Eğer halkın hakkını bilip hakkıyla yerine getirirsen yani, büyüklere hürmet, küçüklere merhamet, kötülük edenlere iyilik, iyilik edenlere güzel muamelede bulunur, halkın hikmet ehli olanlarının nasihatlerini kabul eder ve kötü sözlerinden uzak durursan, çaresizlere yardım edip iktidar sahiplerine ilişmezsen; yani halk senden emin olup cümlesinin emniyyetini kazanırsan, nefsinde hüsn-i siyasete muvaffak olursun. Ayrıca Cenab-ı Mevla senden razı olduğu halde kardeşlerinle güzel geçinirsin. Bu durumda hem akıl ve hikmet sahiplerinden sayılır, hem de eza ve cefadan kurtulmuş olursun.
Nefis, insandaki manadır. Tevazu gösterirse yücelir. Şayet kibirlenirse, aksine kıymeti azalır.
Bütün ilimlerden bilgilerden maksat, kendi ilmini bilmek ve bu suretle kendi mananın düğümünü çözmektir. Cehalet ise başka düğümleri çözmekle uğraşıp kendininkini çözememektir.
İlimden maksat, kamili bulmaktır. Kamilin ise zahiri ilmi olma mecburiyeti vardır. Bu da çok geniş kitlelere tesir etmesini sağlar.
İlim, kendini bilmek için herşeyi öğrenmeye çalışmaktır.
İlim, Allah’ın emir ve nehyini bilmekten ibarettir.

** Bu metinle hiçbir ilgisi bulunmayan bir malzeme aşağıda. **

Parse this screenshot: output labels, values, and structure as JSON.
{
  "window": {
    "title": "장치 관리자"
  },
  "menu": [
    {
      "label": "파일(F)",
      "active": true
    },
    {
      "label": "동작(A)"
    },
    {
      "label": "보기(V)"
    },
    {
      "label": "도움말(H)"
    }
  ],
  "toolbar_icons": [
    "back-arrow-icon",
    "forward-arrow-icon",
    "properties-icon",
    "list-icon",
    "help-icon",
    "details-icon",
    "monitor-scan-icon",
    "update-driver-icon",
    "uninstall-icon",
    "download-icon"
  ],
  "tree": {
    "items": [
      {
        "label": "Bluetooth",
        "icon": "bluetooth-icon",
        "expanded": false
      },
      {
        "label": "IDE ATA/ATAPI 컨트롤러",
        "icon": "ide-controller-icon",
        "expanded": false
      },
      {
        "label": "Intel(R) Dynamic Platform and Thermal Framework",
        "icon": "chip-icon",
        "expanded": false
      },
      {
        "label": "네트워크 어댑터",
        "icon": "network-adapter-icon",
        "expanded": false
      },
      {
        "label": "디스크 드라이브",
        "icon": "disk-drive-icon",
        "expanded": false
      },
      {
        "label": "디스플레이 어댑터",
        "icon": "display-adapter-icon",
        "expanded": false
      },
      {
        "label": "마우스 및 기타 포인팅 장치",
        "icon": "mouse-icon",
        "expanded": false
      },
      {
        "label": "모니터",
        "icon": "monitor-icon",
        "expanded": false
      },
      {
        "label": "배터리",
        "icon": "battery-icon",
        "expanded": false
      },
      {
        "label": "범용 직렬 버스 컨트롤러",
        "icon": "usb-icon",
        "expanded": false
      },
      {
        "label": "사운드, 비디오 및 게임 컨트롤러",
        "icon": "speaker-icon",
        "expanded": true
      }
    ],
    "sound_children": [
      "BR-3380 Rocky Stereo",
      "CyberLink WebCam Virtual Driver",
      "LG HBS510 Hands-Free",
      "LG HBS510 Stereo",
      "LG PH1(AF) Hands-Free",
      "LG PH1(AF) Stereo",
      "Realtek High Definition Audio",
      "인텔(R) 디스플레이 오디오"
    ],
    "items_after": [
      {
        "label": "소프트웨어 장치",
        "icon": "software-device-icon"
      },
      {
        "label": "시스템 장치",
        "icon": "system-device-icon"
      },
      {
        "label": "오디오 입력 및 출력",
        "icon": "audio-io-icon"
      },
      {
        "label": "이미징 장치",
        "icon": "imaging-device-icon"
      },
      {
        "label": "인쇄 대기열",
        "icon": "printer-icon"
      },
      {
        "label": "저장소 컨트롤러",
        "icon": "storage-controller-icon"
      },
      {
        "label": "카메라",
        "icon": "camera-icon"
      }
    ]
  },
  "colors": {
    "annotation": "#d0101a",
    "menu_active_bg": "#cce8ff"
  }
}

İlim, yokluğunu görmek ve Hakk’ı tevhid eylemektir. Tevhidden maksat, her yapılan şeyi Allah’tan bilmektir. İşte bu makam sağlam kalpli insanı zuhur ettirir. Amel ise gerçek ilmin neticesidir. Amelden maksat, istikamettir. İstikamet her yerde her şeyde Hakk’ı görmektir.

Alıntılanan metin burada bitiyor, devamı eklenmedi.